# What happened to common sense!



## Tag (Jun 11, 2014)

Went to visit the store I retired from and here is what I witnessed. A customer had purchased a set of extra long torx bits in a set. They carried a lifetime guraentee from the factory. Well he had broken one and wanted to get it replaced. The counter person could not find an individual number for that specific torx bit, so they called the company. this is what they told her. . They only came in a pack of 6 and shipping would be $16.00???????????????? each torx bit was $6.00 each. I asked the counter person to let me talk to the lack of common sense person on the phone. I asked the person on the phone, who offers the lifetime warrenty, they answered their company. I said then why should this store spend $52.00 to warrenty one wrench that you offer the warrenty on. I then proceeded to explain to this person how I felt it should be handled. I gave them the address of our store and suggested they put one wrench in an envelope and mail it. TAH DAH!!!!!!!!!!! The factory got it. The sad part is the factory was trying to make money off of shipping and then the warehouse would also make shipping money, besides the extra 5 torx bits. I AM SO GRATEFUL FOR THE VENDORS iN THE FORUM.


----------



## Tentacle Toast (Jan 17, 2013)

Common is the rarest of all the senses.


----------



## Nobodo (Nov 5, 2014)

I guess I'm a little confused reading this.

The customer purchased a product with a lifetime warranty.

The lifetime warranty wasn't with the store, but instead with the manufacturer of the product.

The customer probably had 30 days (or similar) return/replace with the store.

Why was the store dealing with the manufacturer in this case?


----------



## Tentacle Toast (Jan 17, 2013)

...from what it sounds like, this is one of those stores that actually values it's patrons, & doesn't just wash their hands of them & their problems as soon as legally allowed to do so.

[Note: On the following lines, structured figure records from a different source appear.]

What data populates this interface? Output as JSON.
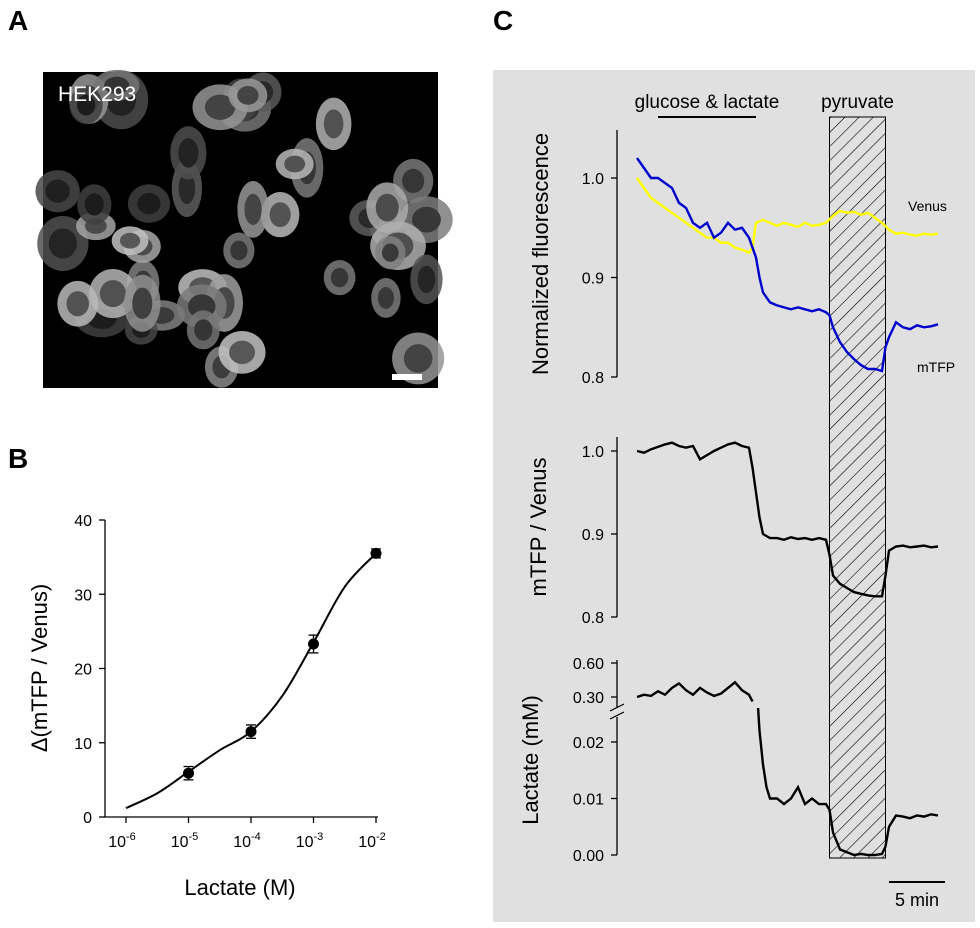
{
  "panels": {
    "a_label": "A",
    "b_label": "B",
    "c_label": "C"
  },
  "panel_a": {
    "cell_label": "HEK293"
  },
  "chart_data": [
    {
      "panel": "B",
      "type": "scatter",
      "xlabel": "Lactate (M)",
      "ylabel": "Δ(mTFP / Venus)",
      "x_scale": "log",
      "xlim": [
        1e-06,
        0.01
      ],
      "ylim": [
        0,
        40
      ],
      "x_ticks": [
        {
          "base": "10",
          "exp": "-6"
        },
        {
          "base": "10",
          "exp": "-5"
        },
        {
          "base": "10",
          "exp": "-4"
        },
        {
          "base": "10",
          "exp": "-3"
        },
        {
          "base": "10",
          "exp": "-2"
        }
      ],
      "y_ticks": [
        "0",
        "10",
        "20",
        "30",
        "40"
      ],
      "points": [
        {
          "x": 1e-05,
          "y": 5.9,
          "err": 0.9
        },
        {
          "x": 0.0001,
          "y": 11.5,
          "err": 0.9
        },
        {
          "x": 0.001,
          "y": 23.3,
          "err": 1.2
        },
        {
          "x": 0.01,
          "y": 35.5,
          "err": 0.6
        }
      ],
      "fit_curve": {
        "x_log10": [
          -6,
          -5.5,
          -5,
          -4.5,
          -4,
          -3.5,
          -3,
          -2.5,
          -2
        ],
        "y": [
          1.2,
          3.2,
          6.1,
          9.0,
          11.5,
          16.3,
          23.5,
          31.0,
          35.5
        ]
      },
      "grid": false
    },
    {
      "panel": "C",
      "type": "line",
      "time_scale_label": "5 min",
      "time_range": [
        0,
        44
      ],
      "treatments": [
        {
          "label": "glucose & lactate",
          "start": 3,
          "end": 17
        },
        {
          "label": "pyruvate",
          "start": 27.5,
          "end": 35.5,
          "hatched": true
        }
      ],
      "subplots": [
        {
          "ylabel": "Normalized fluorescence",
          "ylim": [
            0.8,
            1.05
          ],
          "y_ticks": [
            "0.8",
            "0.9",
            "1.0"
          ],
          "series": [
            {
              "name": "Venus",
              "color": "#ffff00",
              "t": [
                0,
                1,
                2,
                3,
                4,
                5,
                6,
                7,
                8,
                9,
                10,
                11,
                12,
                13,
                14,
                15,
                16,
                16.5,
                17,
                18,
                19,
                20,
                21,
                22,
                23,
                24,
                25,
                26,
                27,
                28,
                29,
                30,
                31,
                32,
                33,
                34,
                35,
                36,
                37,
                38,
                39,
                40,
                41,
                42,
                43
              ],
              "y": [
                1.0,
                0.99,
                0.98,
                0.975,
                0.97,
                0.965,
                0.96,
                0.955,
                0.95,
                0.945,
                0.94,
                0.94,
                0.935,
                0.935,
                0.93,
                0.928,
                0.925,
                0.93,
                0.955,
                0.958,
                0.955,
                0.952,
                0.955,
                0.953,
                0.951,
                0.955,
                0.952,
                0.953,
                0.955,
                0.962,
                0.967,
                0.965,
                0.966,
                0.963,
                0.965,
                0.96,
                0.955,
                0.948,
                0.944,
                0.945,
                0.943,
                0.942,
                0.944,
                0.943,
                0.944
              ]
            },
            {
              "name": "mTFP",
              "color": "#0000cc",
              "t": [
                0,
                1,
                2,
                3,
                4,
                5,
                6,
                7,
                8,
                9,
                10,
                11,
                12,
                13,
                14,
                15,
                16,
                17,
                17.5,
                18,
                19,
                20,
                21,
                22,
                23,
                24,
                25,
                26,
                27,
                27.5,
                28,
                29,
                30,
                31,
                32,
                33,
                34,
                35,
                35.5,
                36,
                37,
                38,
                39,
                40,
                41,
                42,
                43
              ],
              "y": [
                1.02,
                1.01,
                1.0,
                1.0,
                0.995,
                0.99,
                0.975,
                0.97,
                0.955,
                0.95,
                0.955,
                0.94,
                0.945,
                0.955,
                0.948,
                0.95,
                0.94,
                0.92,
                0.9,
                0.885,
                0.875,
                0.872,
                0.87,
                0.868,
                0.87,
                0.868,
                0.866,
                0.868,
                0.865,
                0.862,
                0.85,
                0.835,
                0.825,
                0.818,
                0.812,
                0.808,
                0.808,
                0.806,
                0.83,
                0.84,
                0.855,
                0.85,
                0.848,
                0.852,
                0.85,
                0.851,
                0.853
              ]
            }
          ]
        },
        {
          "ylabel": "mTFP / Venus",
          "ylim": [
            0.8,
            1.02
          ],
          "y_ticks": [
            "0.8",
            "0.9",
            "1.0"
          ],
          "series": [
            {
              "color": "#000000",
              "t": [
                0,
                1,
                2,
                3,
                4,
                5,
                6,
                7,
                8,
                9,
                10,
                11,
                12,
                13,
                14,
                15,
                16,
                16.5,
                17,
                17.5,
                18,
                19,
                20,
                21,
                22,
                23,
                24,
                25,
                26,
                27,
                27.5,
                28,
                29,
                30,
                31,
                32,
                33,
                34,
                35,
                35.5,
                36,
                37,
                38,
                39,
                40,
                41,
                42,
                43
              ],
              "y": [
                1.0,
                0.998,
                1.002,
                1.005,
                1.008,
                1.01,
                1.006,
                1.004,
                1.006,
                0.99,
                0.995,
                1.0,
                1.004,
                1.008,
                1.01,
                1.006,
                1.004,
                0.98,
                0.95,
                0.92,
                0.9,
                0.895,
                0.895,
                0.893,
                0.896,
                0.894,
                0.895,
                0.893,
                0.895,
                0.893,
                0.875,
                0.85,
                0.84,
                0.835,
                0.83,
                0.828,
                0.826,
                0.825,
                0.825,
                0.85,
                0.88,
                0.885,
                0.886,
                0.884,
                0.885,
                0.886,
                0.884,
                0.885
              ]
            }
          ]
        },
        {
          "ylabel": "Lactate (mM)",
          "y_ticks": [
            "0.00",
            "0.01",
            "0.02",
            "0.30",
            "0.60"
          ],
          "axis_break": true,
          "series": [
            {
              "color": "#000000",
              "segments": [
                {
                  "t": [
                    0,
                    1,
                    2,
                    3,
                    4,
                    5,
                    6,
                    7,
                    8,
                    9,
                    10,
                    11,
                    12,
                    13,
                    14,
                    15,
                    16,
                    16.5
                  ],
                  "y": [
                    0.3,
                    0.32,
                    0.31,
                    0.35,
                    0.32,
                    0.38,
                    0.42,
                    0.36,
                    0.32,
                    0.38,
                    0.34,
                    0.31,
                    0.33,
                    0.38,
                    0.43,
                    0.36,
                    0.32,
                    0.26
                  ]
                },
                {
                  "t": [
                    17.3,
                    17.5,
                    18,
                    18.5,
                    19,
                    20,
                    21,
                    22,
                    23,
                    24,
                    25,
                    26,
                    27,
                    27.5,
                    28,
                    29,
                    30,
                    31,
                    32,
                    33,
                    34,
                    35,
                    35.5,
                    36,
                    37,
                    38,
                    39,
                    40,
                    41,
                    42,
                    43
                  ],
                  "y": [
                    0.026,
                    0.022,
                    0.016,
                    0.012,
                    0.01,
                    0.01,
                    0.009,
                    0.01,
                    0.012,
                    0.009,
                    0.01,
                    0.009,
                    0.009,
                    0.008,
                    0.004,
                    0.001,
                    0.0005,
                    0.0,
                    0.0002,
                    0.0,
                    0.0,
                    0.0002,
                    0.0015,
                    0.005,
                    0.007,
                    0.0068,
                    0.0065,
                    0.007,
                    0.0068,
                    0.0072,
                    0.007
                  ]
                }
              ]
            }
          ]
        }
      ]
    }
  ]
}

They're rare, but do still exist.


----------



## bigron (Nov 29, 2012)

i found out a long time ago that common sense isn't very common,when you have to put a warning label on a hair dryer to tell people not to use it in the shower, :read: that kind of says it all


----------



## Tentacle Toast (Jan 17, 2013)

bigron said:


> i found out a long time ago that common sense isn't very common,when you have to put a warning label on a hair dryer to tell people not to use it in the shower, :read: that kind of says it all


...or on peanut butter, because that product "may contain peanuts"...


----------



## Tag (Jun 11, 2014)

Tentacle post said it exactly, our store still tries it's best to serve the customer Nobodo. Ever since the big companies ate up the little companies that made the United States a great nation we all are buying from one source. With that being said the only hope a small Mom and Pop Store is the one on one personal service. Anyway I was just blowing off and tried to make it somewhat humorous.


----------



## ghost0311/8541 (Jan 6, 2013)

Know what you mean after the marine corp I sold smoked mullet and ice I had a guy come in and said he wanted a half bag of ice I told him I don't sell it in half bags he said he only need half I told him to buy one use half and put the rest in the cooler and I give it to the next person well he bought a bag used half dumped the rest on the ground it was his he payed for it but kind of a waste he then came back in and said he wanted a half a smoke mullet I told him I only sell them whole he said he only wanted half so I ripped one in half charged him full price and ate the other half


----------



## Nobodo (Nov 5, 2014)

Tentacle Toast said:


> ...from what it sounds like, this is one of those stores that actually values it's patrons, & doesn't just wash their hands of them & their problems as soon as legally allowed to do so.
> 
> They're rare, but do still exist.


But times have changed in a lot of ways.

It used to be that manufacturers carried out their warranties through the stores they sold from, so sent replacement parts to the stores.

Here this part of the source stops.